Italy desperate for Pirlo inspiration
The aghast faces in the Italian contingent in the Nelspruit crowd could not believe they were watching a side which went all the way four years ago while New Zealand supporters were in dreamland as the bench jumped for delight at fulltime.
The Azzurri, average in their opening 1-1 draw with Paraguay, hardly got in behind New Zealand's stout defence once and when they should have really pushed on in the second half the verve just was not there.
A win against Slovakia in their final group game will put the holders through but a draw could also see the traditional slow starters squeeze into the last 16 if group leaders Paraguay beat New Zealand as is still expected.
Another laboured point for Italy at Johannesburg's Ellis Park on Thursday could equally spell doom if New Zealand manage a result against Paraguay and stun the soccer fraternity.

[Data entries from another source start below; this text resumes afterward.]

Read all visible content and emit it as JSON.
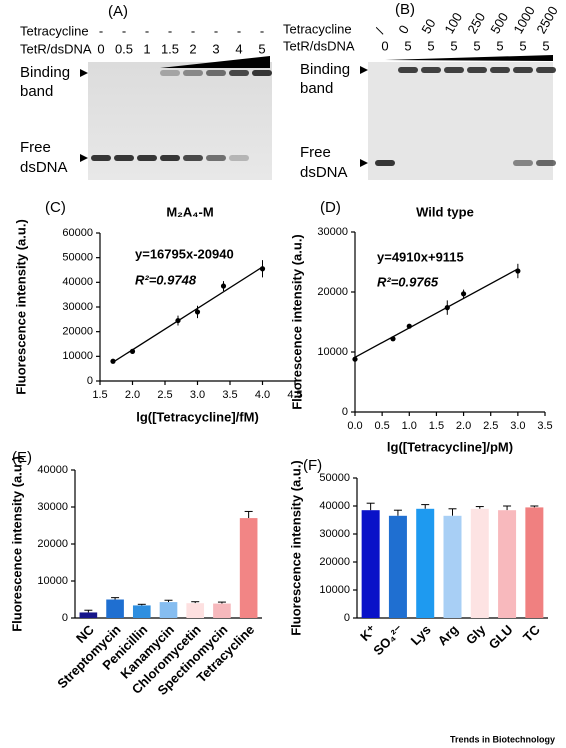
{
  "gels": [
    {
      "panel": "(A)",
      "row_labels": [
        "Tetracycline",
        "TetR/dsDNA"
      ],
      "tetracycline": [
        "-",
        "-",
        "-",
        "-",
        "-",
        "-",
        "-",
        "-"
      ],
      "ratio": [
        "0",
        "0.5",
        "1",
        "1.5",
        "2",
        "3",
        "4",
        "5"
      ],
      "binding_label": [
        "Binding",
        "band"
      ],
      "free_label": [
        "Free",
        "dsDNA"
      ]
    },
    {
      "panel": "(B)",
      "row_labels": [
        "Tetracycline",
        "TetR/dsDNA"
      ],
      "tetracycline": [
        "/",
        "0",
        "50",
        "100",
        "250",
        "500",
        "1000",
        "2500"
      ],
      "ratio": [
        "0",
        "5",
        "5",
        "5",
        "5",
        "5",
        "5",
        "5"
      ],
      "binding_label": [
        "Binding",
        "band"
      ],
      "free_label": [
        "Free",
        "dsDNA"
      ]
    }
  ],
  "chart_data": [
    {
      "type": "scatter",
      "panel": "(C)",
      "title": "M₂A₄-M",
      "equation": "y=16795x-20940",
      "r_squared": "R²=0.9748",
      "fit": {
        "slope": 16795,
        "intercept": -20940
      },
      "x": [
        1.7,
        2.0,
        2.7,
        3.0,
        3.4,
        4.0
      ],
      "values": [
        8000,
        12000,
        24500,
        28000,
        38500,
        45500
      ],
      "errors": [
        300,
        400,
        2000,
        2500,
        2000,
        3500
      ],
      "color": "#000000",
      "xlim": [
        1.5,
        4.5
      ],
      "xticks": [
        1.5,
        {
          "value": 2,
          "label": "2.0"
        },
        2.5,
        {
          "value": 3,
          "label": "3.0"
        },
        3.5,
        {
          "value": 4,
          "label": "4.0"
        },
        4.5
      ],
      "ylim": [
        0,
        60000
      ],
      "yticks": [
        0,
        10000,
        20000,
        30000,
        40000,
        50000,
        60000
      ],
      "xlabel": "lg([Tetracycline]/fM)",
      "ylabel": "Fluorescence intensity (a.u.)"
    },
    {
      "type": "scatter",
      "panel": "(D)",
      "title": "Wild type",
      "equation": "y=4910x+9115",
      "r_squared": "R²=0.9765",
      "fit": {
        "slope": 4910,
        "intercept": 9115
      },
      "x": [
        0,
        0.7,
        1.0,
        1.7,
        2.0,
        3.0
      ],
      "values": [
        8800,
        12200,
        14300,
        17400,
        19700,
        23500
      ],
      "errors": [
        500,
        300,
        300,
        1200,
        700,
        1200
      ],
      "color": "#000000",
      "xlim": [
        0,
        3.5
      ],
      "xticks": [
        {
          "value": 0,
          "label": "0.0"
        },
        0.5,
        {
          "value": 1,
          "label": "1.0"
        },
        1.5,
        {
          "value": 2,
          "label": "2.0"
        },
        2.5,
        {
          "value": 3,
          "label": "3.0"
        },
        3.5
      ],
      "ylim": [
        0,
        30000
      ],
      "yticks": [
        0,
        10000,
        20000,
        30000
      ],
      "xlabel": "lg([Tetracycline]/pM)",
      "ylabel": "Fluorescence intensity (a.u.)"
    },
    {
      "type": "bar",
      "panel": "(E)",
      "categories": [
        "NC",
        "Streptomycin",
        "Penicillin",
        "Kanamycin",
        "Chloromycetin",
        "Spectinomycin",
        "Tetracycline"
      ],
      "values": [
        1500,
        5000,
        3400,
        4300,
        4000,
        3900,
        27000
      ],
      "errors": [
        600,
        500,
        300,
        500,
        400,
        400,
        1800
      ],
      "colors": [
        "#16168a",
        "#1f6fd1",
        "#2f8fe0",
        "#86bdf0",
        "#fde0e0",
        "#f6b8bc",
        "#f28585"
      ],
      "ylim": [
        0,
        40000
      ],
      "yticks": [
        0,
        10000,
        20000,
        30000,
        40000
      ],
      "ylabel": "Fluorescence intensity (a.u.)"
    },
    {
      "type": "bar",
      "panel": "(F)",
      "categories": [
        "K⁺",
        "SO₄²⁻",
        "Lys",
        "Arg",
        "Gly",
        "GLU",
        "TC"
      ],
      "values": [
        38500,
        36500,
        39000,
        36500,
        39000,
        38500,
        39500
      ],
      "errors": [
        2500,
        2000,
        1500,
        2500,
        800,
        1500,
        500
      ],
      "colors": [
        "#0a12c8",
        "#1f6fd1",
        "#1e9af0",
        "#a8cff5",
        "#fde3e3",
        "#f8b9bd",
        "#f08080"
      ],
      "ylim": [
        0,
        50000
      ],
      "yticks": [
        0,
        10000,
        20000,
        30000,
        40000,
        50000
      ],
      "ylabel": "Fluorescence intensity (a.u.)"
    }
  ],
  "footer": "Trends in Biotechnology"
}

Ricki Herbert's side, who drew 1-1 with Slovakia first up, again proved the doubters wrong by playing to their strength in the air, setting their stall out and never wavering in the face of albeit half-hearted Italian pressure.
Italy had been warned about their difficulty defending free kicks into the box in Monday's draw with Paraguay where floundering centre back Fabio Cannavaro failed to jump as Antolin Alcaraz headed in.
Six days on and 36-year-old captain Cannavaro made a similar howler, this time connecting with the ball into the box but just letting it drop for New Zealand's Shane Smeltz to prod into the net on seven minutes.
A slight brush of a New Zealand head as the freekick came in could have prompted an offside flag but the fact the All Whites managed to cause bedlam in the Italy box so early showed the Azzurri had not fully heeded Marcello Lippi's words.
He had drummed into them that New Zealand were good in the air and dangerous from dead balls and yet that is exactly how they scored with the first real chance.
Italian pundits will again question Lippi's reliance on Cannavaro, who won the world player of the year award for leading his side to 2006 glory but is struggling badly now in the twilight of his career as a lack of height is exposed.
But it was not just in defence that Italy again looked lacklustre, given they had to rely on a dubious 29th minute penalty from Vincenzo Iaquinta to draw level after Daniele De Rossi fell following shirt-tugging from Tommy Smith.
The midfield failed to offer any sort of spark or creativity with Andrea Pirlo still out with injury and Lippi will now be desperate for his 2006 hero to have shrugged off a calf injury in time to face Slovakia.
Simone Pepe, substituted at half time, pumped too many long balls forward and De Rossi was not as precise as he can be with his passing while he dropped so deep at times he stood between his centre backs.
Striker Alberto Gilardino was also hauled off at the break after again barely touching the ball and his replacement Antonio Di Natale offered more directness and is likely to keep his place against the Slovaks.